A Reuters poll of 16 analysts found 15 expected the Reserve Bank of New Zealand (RBNZ) to keep its official cash rate at 2.5 percent on July 30, pausing for the second consecutive month, while one forecast a 25 basis points cut. [ID:nWEL466016]
"The RBNZ is becoming more concerned about a return to debt-driven consumption as the economy recovers, which suggests they no longer see further interest rate cuts as appropriate," said Westpac chief economist Brendan O'Donovan.
In the money market, swap rates <NZDOIS> are also signalling no further change in rates, with the first increase seen next year as indicated by one-year swap at 2.69 percent.
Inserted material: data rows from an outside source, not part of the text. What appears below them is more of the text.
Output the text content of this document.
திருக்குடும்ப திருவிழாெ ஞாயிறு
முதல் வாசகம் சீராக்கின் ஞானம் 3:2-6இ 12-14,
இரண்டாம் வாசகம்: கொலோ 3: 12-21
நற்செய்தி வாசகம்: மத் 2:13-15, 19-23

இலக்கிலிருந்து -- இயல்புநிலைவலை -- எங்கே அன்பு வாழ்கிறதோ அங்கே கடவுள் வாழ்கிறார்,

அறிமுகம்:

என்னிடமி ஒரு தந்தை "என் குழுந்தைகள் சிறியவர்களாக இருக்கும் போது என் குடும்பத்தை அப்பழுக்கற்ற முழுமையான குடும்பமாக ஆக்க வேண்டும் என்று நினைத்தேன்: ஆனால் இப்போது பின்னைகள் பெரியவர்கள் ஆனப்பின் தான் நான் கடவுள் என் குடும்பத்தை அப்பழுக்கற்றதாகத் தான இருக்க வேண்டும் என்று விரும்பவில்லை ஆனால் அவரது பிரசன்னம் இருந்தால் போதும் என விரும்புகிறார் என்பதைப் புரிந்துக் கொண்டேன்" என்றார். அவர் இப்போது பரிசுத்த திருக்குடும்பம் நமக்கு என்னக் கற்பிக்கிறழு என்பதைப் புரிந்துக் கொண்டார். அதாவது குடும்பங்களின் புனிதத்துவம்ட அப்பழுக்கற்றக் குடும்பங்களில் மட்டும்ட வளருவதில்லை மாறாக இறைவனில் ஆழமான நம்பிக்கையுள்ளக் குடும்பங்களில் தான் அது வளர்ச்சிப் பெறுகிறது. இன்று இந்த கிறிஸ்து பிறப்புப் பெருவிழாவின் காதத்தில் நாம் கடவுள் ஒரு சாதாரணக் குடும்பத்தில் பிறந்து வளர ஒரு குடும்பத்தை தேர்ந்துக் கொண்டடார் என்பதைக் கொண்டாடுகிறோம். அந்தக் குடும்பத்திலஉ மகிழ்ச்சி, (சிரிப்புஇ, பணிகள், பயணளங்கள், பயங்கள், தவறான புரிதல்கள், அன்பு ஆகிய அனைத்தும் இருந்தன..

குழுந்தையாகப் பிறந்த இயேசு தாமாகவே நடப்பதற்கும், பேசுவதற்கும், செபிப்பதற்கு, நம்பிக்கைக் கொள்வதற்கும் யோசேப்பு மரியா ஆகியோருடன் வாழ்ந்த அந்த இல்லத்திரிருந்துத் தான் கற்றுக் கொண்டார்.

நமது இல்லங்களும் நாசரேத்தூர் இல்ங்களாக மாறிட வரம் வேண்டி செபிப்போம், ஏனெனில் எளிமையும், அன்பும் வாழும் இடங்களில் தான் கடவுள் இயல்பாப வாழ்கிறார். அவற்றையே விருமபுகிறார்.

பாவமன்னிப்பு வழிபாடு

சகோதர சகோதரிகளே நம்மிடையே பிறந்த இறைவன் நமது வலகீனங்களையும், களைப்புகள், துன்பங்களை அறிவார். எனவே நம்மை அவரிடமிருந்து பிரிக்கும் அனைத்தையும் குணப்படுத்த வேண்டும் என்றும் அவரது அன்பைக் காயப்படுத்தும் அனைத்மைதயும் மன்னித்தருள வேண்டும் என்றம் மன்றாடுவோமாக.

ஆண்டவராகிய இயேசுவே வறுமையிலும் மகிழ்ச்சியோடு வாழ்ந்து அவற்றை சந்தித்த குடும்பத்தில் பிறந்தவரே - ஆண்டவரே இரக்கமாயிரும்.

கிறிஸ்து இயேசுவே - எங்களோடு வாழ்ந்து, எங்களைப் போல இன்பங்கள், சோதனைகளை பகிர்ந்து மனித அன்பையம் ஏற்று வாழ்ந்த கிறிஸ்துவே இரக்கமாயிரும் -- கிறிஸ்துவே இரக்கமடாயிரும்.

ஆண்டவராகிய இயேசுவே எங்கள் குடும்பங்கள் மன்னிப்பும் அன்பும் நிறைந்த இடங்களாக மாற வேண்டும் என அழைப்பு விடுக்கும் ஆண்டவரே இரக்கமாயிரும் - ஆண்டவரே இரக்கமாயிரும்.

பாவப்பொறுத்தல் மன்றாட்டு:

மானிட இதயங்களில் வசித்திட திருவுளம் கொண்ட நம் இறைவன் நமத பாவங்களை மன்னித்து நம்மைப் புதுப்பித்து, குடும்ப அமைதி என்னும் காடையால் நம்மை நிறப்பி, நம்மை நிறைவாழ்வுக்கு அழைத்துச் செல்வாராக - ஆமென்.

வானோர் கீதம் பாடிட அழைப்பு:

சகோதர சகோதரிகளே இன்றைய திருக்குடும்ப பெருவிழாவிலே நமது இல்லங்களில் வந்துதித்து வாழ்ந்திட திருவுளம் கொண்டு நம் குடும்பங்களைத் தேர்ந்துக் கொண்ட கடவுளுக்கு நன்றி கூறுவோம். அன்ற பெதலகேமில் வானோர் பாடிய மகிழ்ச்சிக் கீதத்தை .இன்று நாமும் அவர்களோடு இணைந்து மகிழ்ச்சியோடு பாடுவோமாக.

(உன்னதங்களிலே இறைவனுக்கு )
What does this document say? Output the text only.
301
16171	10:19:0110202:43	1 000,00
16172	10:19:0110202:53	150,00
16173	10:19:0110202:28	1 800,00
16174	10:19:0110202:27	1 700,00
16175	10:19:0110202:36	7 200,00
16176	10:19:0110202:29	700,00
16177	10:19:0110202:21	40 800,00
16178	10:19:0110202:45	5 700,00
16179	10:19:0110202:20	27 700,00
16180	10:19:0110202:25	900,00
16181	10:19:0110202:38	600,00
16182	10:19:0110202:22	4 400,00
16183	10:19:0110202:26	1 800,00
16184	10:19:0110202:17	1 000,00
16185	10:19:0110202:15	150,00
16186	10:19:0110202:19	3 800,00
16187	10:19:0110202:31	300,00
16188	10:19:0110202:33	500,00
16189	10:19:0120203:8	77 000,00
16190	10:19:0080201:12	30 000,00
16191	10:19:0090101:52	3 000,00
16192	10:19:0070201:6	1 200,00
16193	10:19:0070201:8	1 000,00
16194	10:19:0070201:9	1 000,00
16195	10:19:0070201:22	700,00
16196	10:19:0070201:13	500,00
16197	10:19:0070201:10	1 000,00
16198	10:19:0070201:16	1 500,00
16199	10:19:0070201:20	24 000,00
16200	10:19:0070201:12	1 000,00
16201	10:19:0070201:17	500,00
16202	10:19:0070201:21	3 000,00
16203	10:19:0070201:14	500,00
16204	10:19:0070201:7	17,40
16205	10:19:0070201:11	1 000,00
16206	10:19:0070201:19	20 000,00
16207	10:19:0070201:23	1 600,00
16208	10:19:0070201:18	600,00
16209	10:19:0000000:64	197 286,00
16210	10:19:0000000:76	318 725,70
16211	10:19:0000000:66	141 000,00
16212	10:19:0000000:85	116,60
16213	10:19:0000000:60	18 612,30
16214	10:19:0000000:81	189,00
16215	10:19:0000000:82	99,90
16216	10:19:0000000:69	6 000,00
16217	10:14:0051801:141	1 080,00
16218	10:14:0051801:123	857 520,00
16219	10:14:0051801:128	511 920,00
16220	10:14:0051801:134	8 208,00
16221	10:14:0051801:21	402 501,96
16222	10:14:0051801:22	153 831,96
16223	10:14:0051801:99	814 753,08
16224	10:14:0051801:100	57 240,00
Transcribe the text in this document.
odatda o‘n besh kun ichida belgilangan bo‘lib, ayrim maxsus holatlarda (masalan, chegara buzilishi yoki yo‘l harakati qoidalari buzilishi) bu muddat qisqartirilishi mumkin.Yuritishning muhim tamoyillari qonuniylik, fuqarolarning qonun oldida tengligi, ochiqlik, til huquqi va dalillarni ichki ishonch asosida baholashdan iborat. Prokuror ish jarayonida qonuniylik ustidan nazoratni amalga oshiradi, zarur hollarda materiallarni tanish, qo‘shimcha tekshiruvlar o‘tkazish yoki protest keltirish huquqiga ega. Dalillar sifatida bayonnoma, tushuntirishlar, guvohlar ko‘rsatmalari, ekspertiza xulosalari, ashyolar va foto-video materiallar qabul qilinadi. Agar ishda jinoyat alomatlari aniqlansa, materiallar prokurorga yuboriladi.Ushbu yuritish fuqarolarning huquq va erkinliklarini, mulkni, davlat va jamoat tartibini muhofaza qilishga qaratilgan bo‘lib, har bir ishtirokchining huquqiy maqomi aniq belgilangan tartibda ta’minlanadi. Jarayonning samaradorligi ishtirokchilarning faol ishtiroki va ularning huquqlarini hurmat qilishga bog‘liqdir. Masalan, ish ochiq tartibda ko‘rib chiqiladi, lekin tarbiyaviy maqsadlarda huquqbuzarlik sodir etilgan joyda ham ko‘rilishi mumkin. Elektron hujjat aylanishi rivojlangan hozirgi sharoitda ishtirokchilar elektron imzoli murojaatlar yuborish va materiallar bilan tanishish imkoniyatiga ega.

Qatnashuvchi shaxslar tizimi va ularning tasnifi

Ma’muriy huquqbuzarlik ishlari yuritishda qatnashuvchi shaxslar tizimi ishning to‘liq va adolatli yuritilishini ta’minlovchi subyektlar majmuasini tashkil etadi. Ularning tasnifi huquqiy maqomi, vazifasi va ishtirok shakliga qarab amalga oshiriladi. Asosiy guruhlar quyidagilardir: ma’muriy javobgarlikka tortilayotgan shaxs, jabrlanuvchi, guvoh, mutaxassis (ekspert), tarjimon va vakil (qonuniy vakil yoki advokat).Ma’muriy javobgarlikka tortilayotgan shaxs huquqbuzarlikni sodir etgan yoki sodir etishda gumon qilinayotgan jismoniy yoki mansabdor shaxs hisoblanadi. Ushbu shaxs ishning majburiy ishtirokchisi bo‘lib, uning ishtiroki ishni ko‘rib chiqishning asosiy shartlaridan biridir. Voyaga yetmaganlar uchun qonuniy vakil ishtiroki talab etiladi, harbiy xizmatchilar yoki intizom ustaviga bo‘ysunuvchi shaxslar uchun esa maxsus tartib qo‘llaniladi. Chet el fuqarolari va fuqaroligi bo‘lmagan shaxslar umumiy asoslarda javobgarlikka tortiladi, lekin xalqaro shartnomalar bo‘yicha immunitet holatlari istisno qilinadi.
Expectations that the central bank will keep rates steady have hardened as more data has pointed to further stabilisation in the recession-hit economy though the strong New Zealand dollar <NZD=> haunts exporters and casts a shadow over the recovery.
An influential survey this month showed business confidence has risen from a 35-year low in the second quarter, while house sales and prices have picked up. Net migration has also risen as fewer New Zealanders leave the country, further underpinning the economy.
Exports account for about a third of the New Zealand economy, with agricultural products, such as dairy and meat, making up about half of the total, leaving a big part of the economy vulnerable to foreign exchange rate movements.
"The currency is becoming critically important in the outlook for the New Zealand economy," said Citi economist Josh Williamson the only analyst forecasting a rate cut.
The New Zealand dollar <=NZD> has risen more than 30 percent against the U.S. dollar since early March as appetite for risky investments has improved on hopes of global economic recovery, much to the chagrin of policy makers.
Central bank governor Alan Bollard said this month New Zealand was likely to emerge from recession earlier than others, but needed a weaker currency to drive growth and rebalance the debt-laden economy.
The central bank has pledged to keep its cash rate at or below 2.5 percent until at least the latter part of 2010, and analysts expect this week's statement to reaffirm that pledge.
"We still see the RBNZ retaining a soft easing bias and committing to keep the OCR (official cash rate) at current levels well into 2010," said ANZ-National chief economist Cameron Bagrie.